Colour choices range from a flamboyant Glacier White to a more classy Aurora Green that is actually more turquoise-y blue, and, of course, a relatively uninteresting Black. The former colourway packs a beautiful gradient that glows pink and blue depending on your viewing angle, but after only a week, I noticed a long scratch on its bare-metal edge along the top (all phones were kept in their supplied TPU cases.) For the avoidance of doubt, all three colourways, including Black, are available on both the Pro and non-Pro variants.
Here's another tidbit: The Mi Note 10 may well be quite splash-resistant, for I've actually gotten used to reading news in the bathroom and (gasp) rinsing it daily with the shower head to clean it - I've been doing this for over a month with no discernible ill effects. Disclaimer: Xiaomi has not claimed any form of waterproofing for the Mi Note 10 series, so *do not* try this with your own phone.
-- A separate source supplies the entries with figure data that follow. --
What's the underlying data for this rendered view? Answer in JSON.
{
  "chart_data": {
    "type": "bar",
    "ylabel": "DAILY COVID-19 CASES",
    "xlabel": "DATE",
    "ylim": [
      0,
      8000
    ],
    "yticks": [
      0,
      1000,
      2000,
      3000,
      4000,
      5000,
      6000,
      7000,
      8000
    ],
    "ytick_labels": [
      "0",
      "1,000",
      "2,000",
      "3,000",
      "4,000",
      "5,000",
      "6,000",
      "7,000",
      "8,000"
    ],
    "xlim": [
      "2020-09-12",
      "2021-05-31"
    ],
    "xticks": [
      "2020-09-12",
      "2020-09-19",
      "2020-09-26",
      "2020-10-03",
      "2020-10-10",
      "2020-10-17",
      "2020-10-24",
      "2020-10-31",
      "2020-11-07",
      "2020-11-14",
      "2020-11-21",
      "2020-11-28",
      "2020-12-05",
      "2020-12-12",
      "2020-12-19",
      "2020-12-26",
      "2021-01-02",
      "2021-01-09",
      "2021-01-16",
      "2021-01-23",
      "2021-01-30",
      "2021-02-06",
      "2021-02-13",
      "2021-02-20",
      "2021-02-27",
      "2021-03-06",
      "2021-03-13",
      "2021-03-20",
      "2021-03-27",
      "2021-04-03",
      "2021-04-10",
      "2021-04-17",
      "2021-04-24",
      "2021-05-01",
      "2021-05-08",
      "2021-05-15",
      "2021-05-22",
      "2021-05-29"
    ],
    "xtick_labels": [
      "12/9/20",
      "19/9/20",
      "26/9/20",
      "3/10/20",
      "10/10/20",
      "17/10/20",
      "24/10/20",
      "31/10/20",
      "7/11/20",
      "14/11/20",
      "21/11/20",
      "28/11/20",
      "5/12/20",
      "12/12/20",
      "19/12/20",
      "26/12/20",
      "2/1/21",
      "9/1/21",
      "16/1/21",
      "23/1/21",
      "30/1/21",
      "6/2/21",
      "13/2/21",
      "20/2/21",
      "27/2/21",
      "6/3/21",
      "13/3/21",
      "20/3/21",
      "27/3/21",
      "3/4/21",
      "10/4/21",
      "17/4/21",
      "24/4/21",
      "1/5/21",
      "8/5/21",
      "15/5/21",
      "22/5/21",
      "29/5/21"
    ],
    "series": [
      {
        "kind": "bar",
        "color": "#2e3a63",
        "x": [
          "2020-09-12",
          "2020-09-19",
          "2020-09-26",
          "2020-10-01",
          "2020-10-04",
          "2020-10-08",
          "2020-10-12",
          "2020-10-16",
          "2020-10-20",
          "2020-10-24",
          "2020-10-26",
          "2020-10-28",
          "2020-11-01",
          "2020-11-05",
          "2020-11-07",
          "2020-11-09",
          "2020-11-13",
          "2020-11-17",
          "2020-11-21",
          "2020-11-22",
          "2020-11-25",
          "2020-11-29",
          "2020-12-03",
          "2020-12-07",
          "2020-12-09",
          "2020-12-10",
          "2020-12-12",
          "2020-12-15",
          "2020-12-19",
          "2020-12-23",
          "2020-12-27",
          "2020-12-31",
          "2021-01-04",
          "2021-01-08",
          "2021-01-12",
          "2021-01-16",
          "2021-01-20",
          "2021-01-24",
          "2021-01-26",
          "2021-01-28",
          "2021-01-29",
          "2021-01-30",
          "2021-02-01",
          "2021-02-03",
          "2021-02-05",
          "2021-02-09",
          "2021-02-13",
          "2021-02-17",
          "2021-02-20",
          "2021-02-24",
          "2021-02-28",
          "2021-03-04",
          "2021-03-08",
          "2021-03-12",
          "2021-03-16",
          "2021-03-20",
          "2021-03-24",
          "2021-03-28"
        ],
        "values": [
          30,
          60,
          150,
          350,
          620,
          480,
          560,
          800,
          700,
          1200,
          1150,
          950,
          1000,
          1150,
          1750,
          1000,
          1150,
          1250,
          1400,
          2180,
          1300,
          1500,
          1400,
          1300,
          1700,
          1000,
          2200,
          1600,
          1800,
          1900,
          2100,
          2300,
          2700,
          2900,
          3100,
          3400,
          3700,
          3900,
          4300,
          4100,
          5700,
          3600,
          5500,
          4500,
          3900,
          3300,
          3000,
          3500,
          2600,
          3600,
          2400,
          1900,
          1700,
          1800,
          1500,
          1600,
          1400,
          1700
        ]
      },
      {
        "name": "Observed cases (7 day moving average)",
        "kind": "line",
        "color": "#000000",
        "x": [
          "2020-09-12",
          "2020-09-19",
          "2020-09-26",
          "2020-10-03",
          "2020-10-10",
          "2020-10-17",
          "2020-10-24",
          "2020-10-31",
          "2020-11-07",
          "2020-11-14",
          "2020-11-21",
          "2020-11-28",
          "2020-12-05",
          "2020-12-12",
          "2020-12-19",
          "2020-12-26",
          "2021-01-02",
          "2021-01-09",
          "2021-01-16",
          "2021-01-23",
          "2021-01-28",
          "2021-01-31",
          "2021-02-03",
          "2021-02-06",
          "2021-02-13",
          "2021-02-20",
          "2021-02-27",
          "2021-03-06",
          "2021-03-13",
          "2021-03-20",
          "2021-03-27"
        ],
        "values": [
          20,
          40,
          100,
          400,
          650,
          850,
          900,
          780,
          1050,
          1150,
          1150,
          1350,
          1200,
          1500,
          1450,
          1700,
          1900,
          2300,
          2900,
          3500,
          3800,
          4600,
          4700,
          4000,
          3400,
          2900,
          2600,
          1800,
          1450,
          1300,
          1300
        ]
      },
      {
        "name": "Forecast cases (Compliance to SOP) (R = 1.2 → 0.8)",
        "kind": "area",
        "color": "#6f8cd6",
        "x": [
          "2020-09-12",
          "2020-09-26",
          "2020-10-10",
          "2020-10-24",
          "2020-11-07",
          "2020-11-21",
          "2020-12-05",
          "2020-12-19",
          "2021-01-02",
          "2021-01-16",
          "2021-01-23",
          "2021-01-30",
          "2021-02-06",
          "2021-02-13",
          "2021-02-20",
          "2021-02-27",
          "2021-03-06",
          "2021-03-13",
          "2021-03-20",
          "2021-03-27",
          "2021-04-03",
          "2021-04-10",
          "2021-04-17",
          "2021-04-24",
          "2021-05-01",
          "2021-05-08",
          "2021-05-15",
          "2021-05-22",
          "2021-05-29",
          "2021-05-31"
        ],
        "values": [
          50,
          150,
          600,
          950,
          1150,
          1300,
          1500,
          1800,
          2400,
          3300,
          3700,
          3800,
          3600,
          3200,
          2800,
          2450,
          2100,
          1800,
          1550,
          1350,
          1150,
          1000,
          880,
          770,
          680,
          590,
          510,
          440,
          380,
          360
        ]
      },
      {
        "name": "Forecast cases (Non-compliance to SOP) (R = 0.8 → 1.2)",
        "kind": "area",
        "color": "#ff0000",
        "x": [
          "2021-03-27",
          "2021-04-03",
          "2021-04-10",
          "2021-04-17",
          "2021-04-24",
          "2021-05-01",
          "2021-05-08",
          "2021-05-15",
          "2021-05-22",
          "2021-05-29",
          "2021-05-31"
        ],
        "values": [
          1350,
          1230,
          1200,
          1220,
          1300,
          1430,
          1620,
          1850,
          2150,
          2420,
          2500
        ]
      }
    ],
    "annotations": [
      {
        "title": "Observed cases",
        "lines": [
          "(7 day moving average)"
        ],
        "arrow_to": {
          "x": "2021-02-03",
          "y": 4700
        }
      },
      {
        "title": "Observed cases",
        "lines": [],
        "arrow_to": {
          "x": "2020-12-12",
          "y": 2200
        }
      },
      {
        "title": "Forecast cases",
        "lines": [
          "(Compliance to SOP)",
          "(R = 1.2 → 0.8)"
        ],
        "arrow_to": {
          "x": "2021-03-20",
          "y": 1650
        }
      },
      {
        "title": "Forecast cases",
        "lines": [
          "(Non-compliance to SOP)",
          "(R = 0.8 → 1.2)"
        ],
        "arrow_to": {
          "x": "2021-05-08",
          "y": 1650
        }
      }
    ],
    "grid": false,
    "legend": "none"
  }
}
The SIM and SD combo slot has a rubber seal, so I'm sure there's some waterproofing.
The one thing Xiaomi couldn't clone from the P30 Pro is the weight. The Mi Note 10 is a hefty 208 grams, 16g more than the P30 Pro, and two grams heavier than the already huge OnePlus 7 Pro, which has a larger display. The reason? The gargantuan 5,260mAh battery - of which more in a bit.
There are going to be quite a few who will grab a Mi Note 10 sight unseen - and then put it on Carousell after only a week or two because it’s causing their trousers and jeans to sag. Let me save you the trouble at the outset: if you’re used to light phones, this is certainly not the ‘droid you’re looking for.
There's a sort of same difference between the 6.47-inch FHD+ curved AMOLED displays on the Huawei P30 Pro and the Mi Note 10: while they both look identical at first glance, the former's are built by LG Display and BOE, and the latter's by Visionox. And for some reason the Visionox panel seems more vibrant and appealing than what's in the Huawei phone.
Curved displays, mmm. They look so good, yet are so fragile… and by the way, unlike just about every other Chinese phone maker, there's no factory-applied screen protector on the Mi Note 10. Better get one before your phone arrives!
For shame, Xiaomi, protecting the gorgeous display on this thing would set you back less than a dollar per phone, maybe?